Refer Week 3 lecture on evaluating the model (check the snapshot below).
I am confused regarding why we don’t include the regularization term in the training dataset?
Refer Week 3 lecture on evaluating the model (check the snapshot below).
I am confused regarding why we don’t include the regularization term in the training dataset?
You mean in the testing phase there is no regularization!
Regularization helps to fit the model to the data by suppressing weights, during testing you are not fitting anything, you just want to check if what you came up with during training is good enough in predicting unseen data. Regularization is only used to train the model!
No. I mean why aren’t we using it in training dataset. I get it why we wouldn’t use it in testing dataset but the lecture says not to include it in training dataset also (check the last line of lecture snapshot I attached. There is no regularization term in the cost function equation of the training dataset).
Hello @syedaskarimuslim,
Because at evaluation, we only care about how well the predictions are, regardless we are evaluating with a training set or a testing set.
Cheers,
Raymond
Hello @rmwkwok
Regularization is an antidote to overfitting. I can understanding why we wouldn’t be concerned about regularization during testing, however, I can’t understand why wouldn’t we use this antidote in training to make sure our predictions are not coming out of an over-fitted curve.
Regularization is used during training to control overfitting. For this you use the regularized cost.
Once you have fit the model, now you just want to measure how well it works.
For this you use the unregularized cost. This is because now you do not want to include the additional penalties based on the weight values.
Hello @syedaskarimuslim,
As Tom explained, we need to be aware that there are two stages - a training stage and an evaluation stage. Your question focused on the former while the slide on the latter - at least this is what I got from watching the lecture, but if the lecture said anything which made you think otherwise, please share the exact time mark in the video and I will watch it again.
Cheers,
Raymond
Refer Course-2, Week-3, Video titled “Evaluating a model”, timestamp: 5:35".
Thanks, @syedaskarimuslim. I have watched between 5:35 to 6:35 again.

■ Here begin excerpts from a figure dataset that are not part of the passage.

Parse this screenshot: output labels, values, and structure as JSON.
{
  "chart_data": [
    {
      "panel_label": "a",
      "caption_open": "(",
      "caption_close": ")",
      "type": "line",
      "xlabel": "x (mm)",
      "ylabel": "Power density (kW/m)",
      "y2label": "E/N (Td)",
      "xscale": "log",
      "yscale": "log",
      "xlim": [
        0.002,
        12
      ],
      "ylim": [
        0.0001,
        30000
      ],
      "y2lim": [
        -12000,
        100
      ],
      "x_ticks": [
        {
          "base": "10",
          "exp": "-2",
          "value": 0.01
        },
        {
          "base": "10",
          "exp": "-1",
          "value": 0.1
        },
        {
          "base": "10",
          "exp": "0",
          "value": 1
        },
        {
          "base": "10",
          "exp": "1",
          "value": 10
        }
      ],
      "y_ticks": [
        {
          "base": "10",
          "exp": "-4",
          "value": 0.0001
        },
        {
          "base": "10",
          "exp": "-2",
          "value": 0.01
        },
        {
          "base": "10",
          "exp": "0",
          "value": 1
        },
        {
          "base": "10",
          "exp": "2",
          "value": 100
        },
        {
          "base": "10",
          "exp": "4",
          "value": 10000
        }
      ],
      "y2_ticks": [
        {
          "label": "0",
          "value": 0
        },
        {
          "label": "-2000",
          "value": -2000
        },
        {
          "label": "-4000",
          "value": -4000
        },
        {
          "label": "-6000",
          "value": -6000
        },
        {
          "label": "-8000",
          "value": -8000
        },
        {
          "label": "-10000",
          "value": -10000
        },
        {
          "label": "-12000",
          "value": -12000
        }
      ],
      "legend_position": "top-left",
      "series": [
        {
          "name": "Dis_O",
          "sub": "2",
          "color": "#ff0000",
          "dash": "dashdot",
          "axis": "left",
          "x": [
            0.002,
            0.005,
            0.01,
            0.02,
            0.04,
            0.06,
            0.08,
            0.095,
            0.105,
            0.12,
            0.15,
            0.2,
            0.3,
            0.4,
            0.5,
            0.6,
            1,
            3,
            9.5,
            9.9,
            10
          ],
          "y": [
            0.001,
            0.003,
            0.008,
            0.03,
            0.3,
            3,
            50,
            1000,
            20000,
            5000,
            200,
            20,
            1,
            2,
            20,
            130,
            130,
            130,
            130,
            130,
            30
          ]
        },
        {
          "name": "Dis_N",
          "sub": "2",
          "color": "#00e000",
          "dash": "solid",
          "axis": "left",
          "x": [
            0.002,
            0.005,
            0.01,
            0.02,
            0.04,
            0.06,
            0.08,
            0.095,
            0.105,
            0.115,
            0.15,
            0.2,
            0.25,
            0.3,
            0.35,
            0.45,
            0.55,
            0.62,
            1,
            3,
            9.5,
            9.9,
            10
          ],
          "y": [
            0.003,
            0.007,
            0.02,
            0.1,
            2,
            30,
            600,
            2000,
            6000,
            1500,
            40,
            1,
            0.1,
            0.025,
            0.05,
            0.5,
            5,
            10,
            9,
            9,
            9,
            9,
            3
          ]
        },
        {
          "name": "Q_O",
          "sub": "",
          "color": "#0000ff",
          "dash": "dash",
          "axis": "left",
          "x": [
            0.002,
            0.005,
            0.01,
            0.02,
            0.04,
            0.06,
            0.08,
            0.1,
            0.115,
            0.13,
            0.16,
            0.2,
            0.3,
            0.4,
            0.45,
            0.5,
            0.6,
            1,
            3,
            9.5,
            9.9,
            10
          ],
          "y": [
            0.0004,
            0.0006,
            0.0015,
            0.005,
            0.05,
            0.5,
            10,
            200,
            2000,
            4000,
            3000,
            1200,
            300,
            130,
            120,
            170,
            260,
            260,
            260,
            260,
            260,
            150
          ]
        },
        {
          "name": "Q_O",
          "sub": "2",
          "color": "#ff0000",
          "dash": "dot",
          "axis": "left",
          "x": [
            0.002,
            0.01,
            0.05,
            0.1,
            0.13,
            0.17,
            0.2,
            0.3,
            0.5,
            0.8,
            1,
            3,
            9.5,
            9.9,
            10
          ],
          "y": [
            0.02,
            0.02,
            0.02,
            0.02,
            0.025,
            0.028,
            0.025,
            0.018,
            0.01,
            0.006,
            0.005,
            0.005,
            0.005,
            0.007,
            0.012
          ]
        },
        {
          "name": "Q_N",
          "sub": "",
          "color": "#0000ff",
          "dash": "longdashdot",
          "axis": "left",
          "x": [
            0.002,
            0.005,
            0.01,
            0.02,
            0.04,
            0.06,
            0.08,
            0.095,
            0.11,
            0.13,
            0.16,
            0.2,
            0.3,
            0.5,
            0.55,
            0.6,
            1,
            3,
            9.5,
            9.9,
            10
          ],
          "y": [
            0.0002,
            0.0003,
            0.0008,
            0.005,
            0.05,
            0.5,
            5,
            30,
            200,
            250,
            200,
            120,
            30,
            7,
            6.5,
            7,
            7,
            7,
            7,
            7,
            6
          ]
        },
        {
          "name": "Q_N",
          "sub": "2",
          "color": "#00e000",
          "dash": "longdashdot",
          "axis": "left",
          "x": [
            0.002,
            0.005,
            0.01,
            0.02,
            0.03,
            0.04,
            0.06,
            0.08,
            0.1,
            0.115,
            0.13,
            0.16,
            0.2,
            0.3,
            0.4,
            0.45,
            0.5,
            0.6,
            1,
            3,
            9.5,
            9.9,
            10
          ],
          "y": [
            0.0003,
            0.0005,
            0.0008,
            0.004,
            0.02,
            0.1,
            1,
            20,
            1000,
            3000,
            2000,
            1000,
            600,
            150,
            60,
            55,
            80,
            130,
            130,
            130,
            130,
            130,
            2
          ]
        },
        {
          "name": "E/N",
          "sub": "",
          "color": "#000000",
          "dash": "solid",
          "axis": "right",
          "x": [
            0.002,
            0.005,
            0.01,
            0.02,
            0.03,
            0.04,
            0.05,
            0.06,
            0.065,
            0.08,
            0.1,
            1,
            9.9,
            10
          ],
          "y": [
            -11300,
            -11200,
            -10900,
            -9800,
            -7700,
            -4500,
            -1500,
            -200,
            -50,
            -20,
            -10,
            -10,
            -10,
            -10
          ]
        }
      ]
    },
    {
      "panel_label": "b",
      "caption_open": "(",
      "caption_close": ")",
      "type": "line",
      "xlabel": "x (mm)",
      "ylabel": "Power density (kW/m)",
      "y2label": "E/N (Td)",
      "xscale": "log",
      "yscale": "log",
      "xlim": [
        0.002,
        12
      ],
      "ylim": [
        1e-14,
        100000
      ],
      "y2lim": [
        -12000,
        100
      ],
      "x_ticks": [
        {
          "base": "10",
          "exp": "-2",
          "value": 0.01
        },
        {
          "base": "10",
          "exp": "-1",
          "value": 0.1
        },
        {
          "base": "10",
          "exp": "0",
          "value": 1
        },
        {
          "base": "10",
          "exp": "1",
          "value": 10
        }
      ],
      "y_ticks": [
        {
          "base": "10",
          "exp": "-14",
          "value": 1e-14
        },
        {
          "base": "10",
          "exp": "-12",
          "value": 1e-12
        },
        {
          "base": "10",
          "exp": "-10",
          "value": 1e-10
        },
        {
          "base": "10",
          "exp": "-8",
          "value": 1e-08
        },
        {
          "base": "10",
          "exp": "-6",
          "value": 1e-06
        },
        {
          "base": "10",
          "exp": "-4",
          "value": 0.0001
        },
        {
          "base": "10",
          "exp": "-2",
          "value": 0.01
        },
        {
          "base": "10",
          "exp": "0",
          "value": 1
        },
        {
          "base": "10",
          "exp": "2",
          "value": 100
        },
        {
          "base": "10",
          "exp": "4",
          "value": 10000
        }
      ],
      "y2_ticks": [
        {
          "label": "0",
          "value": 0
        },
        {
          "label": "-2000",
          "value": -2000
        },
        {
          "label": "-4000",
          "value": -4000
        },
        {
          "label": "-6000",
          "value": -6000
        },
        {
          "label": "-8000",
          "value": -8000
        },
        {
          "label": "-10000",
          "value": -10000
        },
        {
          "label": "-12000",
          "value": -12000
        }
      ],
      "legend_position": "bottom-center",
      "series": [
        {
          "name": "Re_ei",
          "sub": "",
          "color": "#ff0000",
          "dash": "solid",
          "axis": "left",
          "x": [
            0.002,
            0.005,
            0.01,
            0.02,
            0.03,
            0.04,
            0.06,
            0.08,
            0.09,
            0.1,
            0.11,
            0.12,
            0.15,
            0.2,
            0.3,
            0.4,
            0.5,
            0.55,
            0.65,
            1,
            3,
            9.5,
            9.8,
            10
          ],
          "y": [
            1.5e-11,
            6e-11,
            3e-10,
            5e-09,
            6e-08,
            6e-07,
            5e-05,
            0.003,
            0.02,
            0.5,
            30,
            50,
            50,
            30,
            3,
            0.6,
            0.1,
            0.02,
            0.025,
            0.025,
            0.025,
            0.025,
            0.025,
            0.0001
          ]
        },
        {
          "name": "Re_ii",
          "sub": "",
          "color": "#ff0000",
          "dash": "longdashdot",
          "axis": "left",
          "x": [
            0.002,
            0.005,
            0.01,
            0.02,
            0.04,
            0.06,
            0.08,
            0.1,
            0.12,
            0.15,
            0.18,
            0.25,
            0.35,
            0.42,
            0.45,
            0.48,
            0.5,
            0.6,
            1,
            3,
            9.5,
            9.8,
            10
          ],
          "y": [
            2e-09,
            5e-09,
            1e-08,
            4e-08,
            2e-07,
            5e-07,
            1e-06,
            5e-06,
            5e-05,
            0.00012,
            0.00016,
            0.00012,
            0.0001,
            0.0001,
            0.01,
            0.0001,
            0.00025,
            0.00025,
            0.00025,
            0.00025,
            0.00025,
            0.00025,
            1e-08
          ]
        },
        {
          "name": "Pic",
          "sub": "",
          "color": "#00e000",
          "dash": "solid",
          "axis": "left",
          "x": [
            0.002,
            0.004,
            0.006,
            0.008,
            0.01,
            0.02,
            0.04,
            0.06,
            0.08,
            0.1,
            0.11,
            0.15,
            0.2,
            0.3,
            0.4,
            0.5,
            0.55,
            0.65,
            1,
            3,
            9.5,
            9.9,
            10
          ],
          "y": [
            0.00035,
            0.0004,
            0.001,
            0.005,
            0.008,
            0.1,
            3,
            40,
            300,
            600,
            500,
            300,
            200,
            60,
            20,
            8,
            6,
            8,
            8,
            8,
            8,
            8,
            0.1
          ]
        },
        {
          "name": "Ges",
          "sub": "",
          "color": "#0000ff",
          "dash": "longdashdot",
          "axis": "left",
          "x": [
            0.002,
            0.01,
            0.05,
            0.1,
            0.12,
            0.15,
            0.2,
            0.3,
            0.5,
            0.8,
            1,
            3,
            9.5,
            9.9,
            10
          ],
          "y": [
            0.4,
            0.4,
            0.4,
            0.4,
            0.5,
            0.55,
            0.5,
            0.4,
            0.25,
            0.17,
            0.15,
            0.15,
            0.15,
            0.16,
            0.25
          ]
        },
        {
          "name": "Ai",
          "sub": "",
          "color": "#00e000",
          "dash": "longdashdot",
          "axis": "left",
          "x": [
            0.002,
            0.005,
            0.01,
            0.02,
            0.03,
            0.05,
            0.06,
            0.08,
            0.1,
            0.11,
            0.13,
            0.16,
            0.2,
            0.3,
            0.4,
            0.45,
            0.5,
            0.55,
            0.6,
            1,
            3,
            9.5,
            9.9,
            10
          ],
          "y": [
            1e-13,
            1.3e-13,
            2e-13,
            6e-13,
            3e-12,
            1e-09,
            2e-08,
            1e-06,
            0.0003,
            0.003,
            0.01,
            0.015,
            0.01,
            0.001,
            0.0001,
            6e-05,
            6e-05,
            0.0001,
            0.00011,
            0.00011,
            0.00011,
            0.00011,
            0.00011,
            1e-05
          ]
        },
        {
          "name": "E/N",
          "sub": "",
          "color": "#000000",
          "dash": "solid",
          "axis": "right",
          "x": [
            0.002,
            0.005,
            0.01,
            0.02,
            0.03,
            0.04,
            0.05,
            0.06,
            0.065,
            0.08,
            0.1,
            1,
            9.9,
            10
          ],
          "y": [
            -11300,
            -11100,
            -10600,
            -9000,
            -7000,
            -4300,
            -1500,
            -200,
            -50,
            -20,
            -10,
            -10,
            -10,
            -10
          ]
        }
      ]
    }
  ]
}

In the training stage, exactly when we are applying gradient descent, we use the cost function that includes the regularization term on the training set.
In the evaluation stage when we are not thinking about gradient descent at all, we use the cost function without the regularization on both the training and the test set.
DIsagree with or unclear about anything that I said above?
Raymond
Hi there,
in addition to the excellent replys of my fellow mentors:
The training data set is just pure data. When training the model (=fitting parameters), we optimize:
Afterwards we are done with training and there is nothing more to regularise at this point.
Then we just test how good the training was with respect to reality and new data which the model did not see before. Therefore, we provide the model with a unseen test set. Now we can evaluate how well the model performs on this new test set.
So simplified we can say:
if the model performs clearly worse compared to the performance on the training data, this indicates overfitting and this means that model complexity was potentially too high (which we were steering in the training with regularization) given the available data
if performance of the model on the new test set is comparable with the performance of the model on the training data and this suits your business requirements, this is a good sign, that regularization was effective and you could prevent overfitting, by keeping the model complexity in a state, where the model can generalise well (and does not overestimate noise too much)
Here more info, which also touches upon the validation data set: https://community.deeplearning.ai/t/regular-math-s-vs-ml/250791/2
Hope that helps!
Best regards
Christian
I think the confusion is to when exactly we use Regularization; let’s consider this from Ordinary Least Square Regression (OLS) closed form solution point of view.
In order to calculate weights (coefficients) in OLS we can use Normal Equation as follows w = XTX_inv.dot(X.T).dot(y), where:
X: training matrix of Features
y: training vector of Target values
XTX: X.T.dot(X), (a.k.a Gram Matrix, where T represents Matrix Transpose)
XTX_inv: Inverse of Gram Matrix
We can now use these coefficients to make predictions using the testing set: X_test.dot(w)
Now let’s Introduce regularization, everything from above applies except Gram Matrix is now:
XTX: X.T.dot(X) + alpha * np.eye(XTX.shape[0]), where alpha controls strength of regularization (0 = OLS)
So it’s the fitting stage (either using Closed form or GD), after which coefficients are being calculated, is where regularization takes place. Once we have final weights them we can proceed with predictions using testing set.